L’arresto e la morte in carcere di Ernesto Picchioni

Dopo l’arresto Ernesto Picchioni venne portato nel carcere di Civitavecchia. In seguito, il 12 marzo 1949, fu condannato a due ergastoli e 26 anni di prigione. Provò a difendersi sbandierando un improbabile movente politico: da iscritto al Partito Comunista Italiano, si vantò di essere un fervente antifascista e antinazista. E così disse di aver ucciso due militari tedeschi in ritirata. Dopo aver tentato di aggredire il “Papa buono” Giovanni XXIII durante una visita in carcere, Picchioni venne trasferito nel carcere di massima sicurezza di Porto Azzurro dove morì a causa di un arresto cardiaco all’età di 61 anni.

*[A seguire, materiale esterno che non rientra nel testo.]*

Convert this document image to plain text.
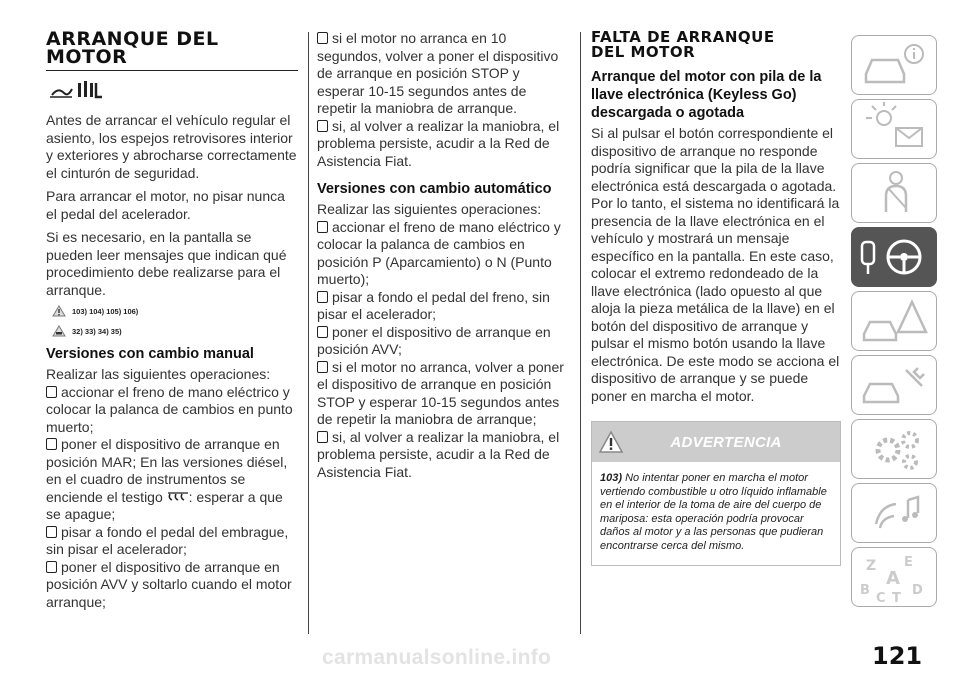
ARRANQUE DEL
MOTOR

Antes de arrancar el vehículo regular el asiento, los espejos retrovisores interior y exteriores y abrocharse correctamente el cinturón de seguridad.

Para arrancar el motor, no pisar nunca el pedal del acelerador.

Si es necesario, en la pantalla se pueden leer mensajes que indican qué procedimiento debe realizarse para el arranque.

103) 104) 105) 106)
32) 33) 34) 35)
Versiones con cambio manual

Realizar las siguientes operaciones:

accionar el freno de mano eléctrico y colocar la palanca de cambios en punto muerto;

poner el dispositivo de arranque en posición MAR; En las versiones diésel, en el cuadro de instrumentos se enciende el testigo : esperar a que se apague;

pisar a fondo el pedal del embrague, sin pisar el acelerador;

poner el dispositivo de arranque en posición AVV y soltarlo cuando el motor arranque;

si el motor no arranca en 10 segundos, volver a poner el dispositivo de arranque en posición STOP y esperar 10-15 segundos antes de repetir la maniobra de arranque.

si, al volver a realizar la maniobra, el problema persiste, acudir a la Red de Asistencia Fiat.

Versiones con cambio automático

Realizar las siguientes operaciones:

accionar el freno de mano eléctrico y colocar la palanca de cambios en posición P (Aparcamiento) o N (Punto muerto);

pisar a fondo el pedal del freno, sin pisar el acelerador;

poner el dispositivo de arranque en posición AVV;

si el motor no arranca, volver a poner el dispositivo de arranque en posición STOP y esperar 10-15 segundos antes de repetir la maniobra de arranque;

si, al volver a realizar la maniobra, el problema persiste, acudir a la Red de Asistencia Fiat.

FALTA DE ARRANQUE
DEL MOTOR
Arranque del motor con pila de la llave electrónica (Keyless Go) descargada o agotada

Si al pulsar el botón correspondiente el dispositivo de arranque no responde podría significar que la pila de la llave electrónica está descargada o agotada. Por lo tanto, el sistema no identificará la presencia de la llave electrónica en el vehículo y mostrará un mensaje específico en la pantalla. En este caso, colocar el extremo redondeado de la llave electrónica (lado opuesto al que aloja la pieza metálica de la llave) en el botón del dispositivo de arranque y pulsar el mismo botón usando la llave electrónica. De este modo se acciona el dispositivo de arranque y se puede poner en marcha el motor.

ADVERTENCIA
103) No intentar poner en marcha el motor vertiendo combustible u otro líquido inflamable en el interior de la toma de aire del cuerpo de mariposa: esta operación podría provocar daños al motor y a las personas que pudieran encontrarse cerca del mismo.
Z E
A
B
C T
D
121
carmanualsonline.info
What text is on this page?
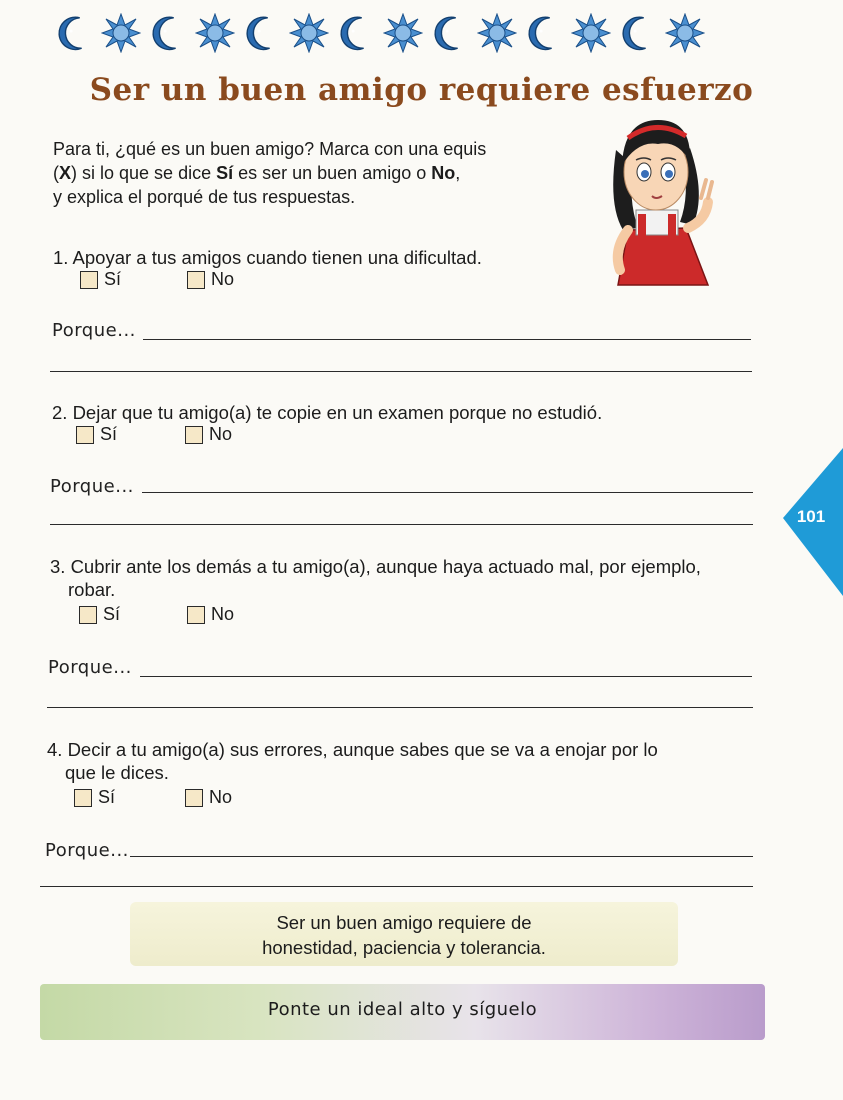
Ser un buen amigo requiere esfuerzo
Para ti, ¿qué es un buen amigo? Marca con una equis
(X) si lo que se dice Sí es ser un buen amigo o No,
y explica el porqué de tus respuestas.
1. Apoyar a tus amigos cuando tienen una dificultad.
Sí	No
Porque...
2. Dejar que tu amigo(a) te copie en un examen porque no estudió.
Sí	No
Porque...
3. Cubrir ante los demás a tu amigo(a), aunque haya actuado mal, por ejemplo,
robar.
Sí	No
Porque...
4. Decir a tu amigo(a) sus errores, aunque sabes que se va a enojar por lo
que le dices.
Sí	No
Porque...
101
Ser un buen amigo requiere de
honestidad, paciencia y tolerancia.
Ponte un ideal alto y síguelo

Curiosità e Picchioni nell’immaginario collettivo

Ernesto Picchioni in carcere non ricevette mai alcuna visita dei parenti; soprattutto perché lui diceva che li avrebbe uccisi nel momento in cui li avesse visti. Le figlie Carolina e Gabriella dopo l’arresto del padre furono adottate nel 1952 dall’imprenditore Robert Wilbraham Fitz Aucher: benefattore e magnate dell’acciaio. Le due figlie di Picchioni ricevettero in eredità 2 milioni di dollari. Al “mostro della Salaria” è ispirato il racconto “I nostri graffiti” da “Le ombre bianche” di Ennio Flaiano. Mentre nel film “Totò contro i quattro”, viene menzionato il nome che i media diedero all’assassino. In una scena Totò, rivolgendosi ad Aldo Fabrizi che gli chiede l’indirizzo di uno scassinatore per poterlo aiutare ad aprire una serratura rotta, risponde: “Sicché quando deve tirare il collo a una gallina che fa? Chiama il mostro della Salaria!?”. Anche un episodio de “I Mostri” di Dino Risi è ispirato alla storia di Ernesto Picchioni, “il mostro della Salaria”.